Had a couple of friends visiting me from Delhi..... had an amazing time.... we booked this lounge to play Sony vii.... I never knew I was so awesome in virtual tennis :P
Also saw this new game on PS3, which was sumthing like Tekken, but the characters were all from DC Comics....can't wait to play !
btw... I got an award at work today !!! Luckily I had worn formals :P
Did I ever say I don't like wearing formals? I'm so much more comfy in my denims and tees..... but got to.... although I make it a point to wear 'em only till Wednesday... Thurs and Fri are casuals for me :D .....

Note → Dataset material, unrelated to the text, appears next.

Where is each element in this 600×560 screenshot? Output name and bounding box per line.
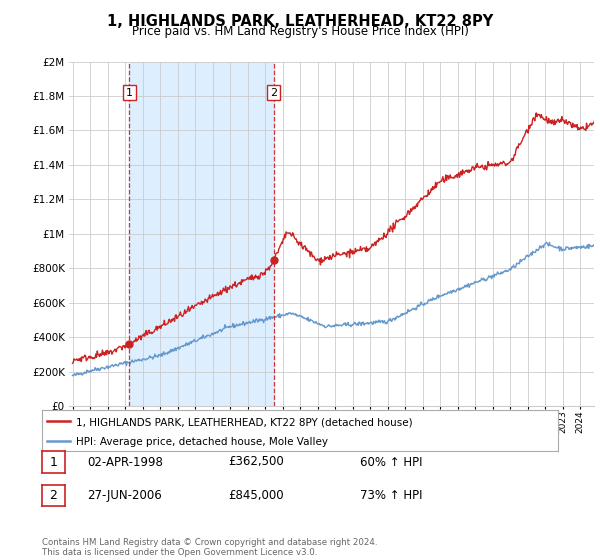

Now, the big question is, what do you eat when ure hungry at midnight? A sandwich? Fruit? Cake? Anything that doesn't smell?
Looking at my options, I think I'd have to go with cereal..... still haven't bought a gas stove.
Although I kinda like to cook, the part I hate is chopping veggies.... I mean, isn't that supposed to be done like automatically? Does Sanjeev Kapur chop veggies? No, the master chef just cooks..... I think I need volunteers for veggie chopping here....
I've also been feeling that I'm too dramatic with self-analysis and need to chill... as it is, I regularly negate what I've been thinking about myself.... so why do it? Is it really so important to know yourself, to know why you react in certain ways? Is it possible to be afraid of finding out the truth about yourself?
Another theory I have is that there can be no stable description - "This is me" does not hold valid at all times. It doesn't really mean I'm essentially unstable.... but rather that I'm dynamic enough.
Thankfully I've got nothing to complain about....so I'm just gonna be smug and go to sleep.